MonthOctober 2008

I think “mon” means “man”, but I don’t think “Och!” means anything.

After work today, I dropped in on the only local maker of traditional kilt of my people, the Scots. Versions of this garment were often worn while the Scots were fighting their traditional hated enemies[1]. So naturally there’s a lot of history wrapped up in the kilt.

For my wedding, I’ve opted for a modern incarnation, namely a waist-belted kilt with sporran and various accouterments, worn with a sort of waistcoat and mess jacket thing with little silver bits all over it. This is opposed to, say, a wrapped great kilt. Which, really, if you’re going to wear, you need to be carrying a claymore[2] and possibly killing an Englishman.[3]

Various conversational fragments from my visit:

“I would like a fine, fine kilt.”
“Of course ye would.”

“Aye, ye’ll be needin’ wider pleats, as ye’re a big lad.”

“I learned tae make kilts for my brigade in the army. We had a sayin’, ‘If the kilt doesnae hang right, we hang the man that made the kilt.'”

I have immediate faith and trust in this guy to make me a damn good kilt.

[1] The Scots.
[2] A big sword, as opposed to the antipersonnel mine. Though the swords could equally validly have “This end towards enemy.” written on it. Possibly in runes.
[3] Or another Scotsman. See [1].

Fill ‘er up, thanks. With regular unleaded. And with RACISM.

Annette and I went out to get dinner tonight, and on the way I filled up the car at the local petrol station. As I approached the counter, there was a dude (who I shall refer to as “Fuckstick”) already there and in conversation with the attendant. The following conversation took place as I walked up and stood behind Fuckstick:

Fuckstick: “…just go back where you came from.”
Attendant: “Sir, I can assure you..”
Fuckstick: “New Zealand doesn’t need you.”
Attendant: “Sir, I..”
Fuckstick: “Fucking ragheads. Go back to Iraq.”
Me: “Dude.”
Fuckstick: “What? Fuck ’em. Muslim terrorists. Fuck.”
Me: “He’s not Muslim.”
Fuckstick: “What?”
Me: “Look at his turban. And his beard. He’s a Sikh.”
Fuckstick: “All the same to me.” (He leaves)
Me: (To attendant) “…on behalf of the entire Caucasian race, I apologise.”
Attendant: (Gesturing towards departing Fuckstick) “I get that all the time.”

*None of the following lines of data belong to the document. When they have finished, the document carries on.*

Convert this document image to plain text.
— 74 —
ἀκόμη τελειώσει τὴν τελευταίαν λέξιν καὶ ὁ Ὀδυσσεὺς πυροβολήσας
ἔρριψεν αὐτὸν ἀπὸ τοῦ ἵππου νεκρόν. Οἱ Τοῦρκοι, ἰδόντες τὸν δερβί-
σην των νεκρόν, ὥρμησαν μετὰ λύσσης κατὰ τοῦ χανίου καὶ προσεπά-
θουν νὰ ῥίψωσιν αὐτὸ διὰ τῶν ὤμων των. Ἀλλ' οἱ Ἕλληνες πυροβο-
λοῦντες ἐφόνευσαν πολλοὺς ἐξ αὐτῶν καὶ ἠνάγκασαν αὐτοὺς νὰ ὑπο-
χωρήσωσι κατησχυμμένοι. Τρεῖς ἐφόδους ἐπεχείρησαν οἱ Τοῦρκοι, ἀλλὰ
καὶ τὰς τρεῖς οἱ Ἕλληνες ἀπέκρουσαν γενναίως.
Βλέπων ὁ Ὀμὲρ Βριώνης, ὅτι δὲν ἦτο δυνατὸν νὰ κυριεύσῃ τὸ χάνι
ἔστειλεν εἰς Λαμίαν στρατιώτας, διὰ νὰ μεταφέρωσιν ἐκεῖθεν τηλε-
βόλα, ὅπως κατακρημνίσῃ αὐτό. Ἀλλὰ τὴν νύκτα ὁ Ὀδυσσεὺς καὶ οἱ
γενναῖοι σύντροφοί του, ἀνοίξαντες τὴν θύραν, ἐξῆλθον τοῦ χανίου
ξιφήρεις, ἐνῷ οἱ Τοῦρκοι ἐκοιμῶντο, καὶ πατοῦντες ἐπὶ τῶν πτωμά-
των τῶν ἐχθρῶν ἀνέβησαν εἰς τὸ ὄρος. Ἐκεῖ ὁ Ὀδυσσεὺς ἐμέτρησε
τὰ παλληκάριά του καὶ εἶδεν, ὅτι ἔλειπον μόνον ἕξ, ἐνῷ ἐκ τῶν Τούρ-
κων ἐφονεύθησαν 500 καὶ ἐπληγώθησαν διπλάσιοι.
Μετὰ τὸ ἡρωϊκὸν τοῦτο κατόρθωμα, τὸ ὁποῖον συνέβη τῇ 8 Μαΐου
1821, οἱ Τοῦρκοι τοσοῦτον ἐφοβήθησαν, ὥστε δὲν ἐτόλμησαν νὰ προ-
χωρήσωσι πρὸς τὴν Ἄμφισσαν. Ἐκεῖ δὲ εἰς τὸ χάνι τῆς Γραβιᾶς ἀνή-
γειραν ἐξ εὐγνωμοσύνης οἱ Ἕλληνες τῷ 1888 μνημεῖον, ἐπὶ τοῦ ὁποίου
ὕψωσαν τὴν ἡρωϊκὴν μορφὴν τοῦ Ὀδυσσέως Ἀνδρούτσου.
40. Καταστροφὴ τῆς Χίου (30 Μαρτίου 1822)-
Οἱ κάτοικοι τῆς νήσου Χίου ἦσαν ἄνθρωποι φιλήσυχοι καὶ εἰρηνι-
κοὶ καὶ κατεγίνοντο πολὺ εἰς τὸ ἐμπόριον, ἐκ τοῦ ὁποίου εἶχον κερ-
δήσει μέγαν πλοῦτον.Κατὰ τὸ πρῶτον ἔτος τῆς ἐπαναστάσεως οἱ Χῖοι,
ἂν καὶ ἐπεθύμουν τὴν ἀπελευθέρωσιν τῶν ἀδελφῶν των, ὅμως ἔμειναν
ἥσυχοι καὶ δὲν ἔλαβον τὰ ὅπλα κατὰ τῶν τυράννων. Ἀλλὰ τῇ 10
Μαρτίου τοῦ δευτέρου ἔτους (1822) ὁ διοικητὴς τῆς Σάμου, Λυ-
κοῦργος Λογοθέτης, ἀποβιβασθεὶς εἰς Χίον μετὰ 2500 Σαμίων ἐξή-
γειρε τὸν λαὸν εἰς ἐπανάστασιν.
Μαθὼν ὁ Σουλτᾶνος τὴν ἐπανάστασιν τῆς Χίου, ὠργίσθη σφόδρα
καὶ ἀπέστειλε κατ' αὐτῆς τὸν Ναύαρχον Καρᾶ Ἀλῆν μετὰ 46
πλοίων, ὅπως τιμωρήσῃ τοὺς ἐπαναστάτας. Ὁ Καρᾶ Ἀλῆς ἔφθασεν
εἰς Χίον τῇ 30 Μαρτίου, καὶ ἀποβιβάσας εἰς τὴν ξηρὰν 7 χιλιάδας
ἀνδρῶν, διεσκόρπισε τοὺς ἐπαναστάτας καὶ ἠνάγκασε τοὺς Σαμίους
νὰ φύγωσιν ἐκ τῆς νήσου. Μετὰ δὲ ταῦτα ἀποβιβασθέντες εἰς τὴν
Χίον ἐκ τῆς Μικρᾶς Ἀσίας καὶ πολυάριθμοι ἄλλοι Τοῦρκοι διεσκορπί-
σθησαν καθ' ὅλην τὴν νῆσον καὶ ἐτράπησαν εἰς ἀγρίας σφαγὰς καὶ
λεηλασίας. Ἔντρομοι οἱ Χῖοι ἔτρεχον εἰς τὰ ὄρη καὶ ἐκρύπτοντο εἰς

Fuckstick didn’t even look like any of the usual options you would expect. No popped collar and rugby shirt. No skinhead haircut and big boots. He just looked like a regular guy.

The whole thing made me slightly bummed out, and continues to do so.


When I read about someone killing another person, my reaction is pretty much “That’s terrible.” – I’m slightly saddened for the deceased, for society, and indeed for the killer (in decending order of sadness) and I hope that the family of the deceased can cope, and that humans continue to evolve so that this sort of thing no longer happens, and that the killer is kept the hell away from other people he[1] can harm, and that he maybe sorts out his shit enough to cease being a fuckstick.

However, when I read about someone killing, or even mistreating, a cat .. well, my reaction is such that if I saw that person on fire, I wouldn’t even piss on them to put them out. I hope they die in a fire. Alone. And afraid.

This is a rather odd dichotomy, given that if you asked me, I would tell you that people are obviously more important than cats.

Perhaps one has this reaction because people can in general look after themselves when contending with other people, and cats clearly cannot.

[1] Statistically, it’s bound to be a dude.

Vomercial Sites Only

I spent a little bit of time today wondering why a particular web site of mine couldn’t be browsed to, actually ended up checking my bind config to make sure that the domain was present and resolving, only to realise that “.vom” is not a valid top level domain.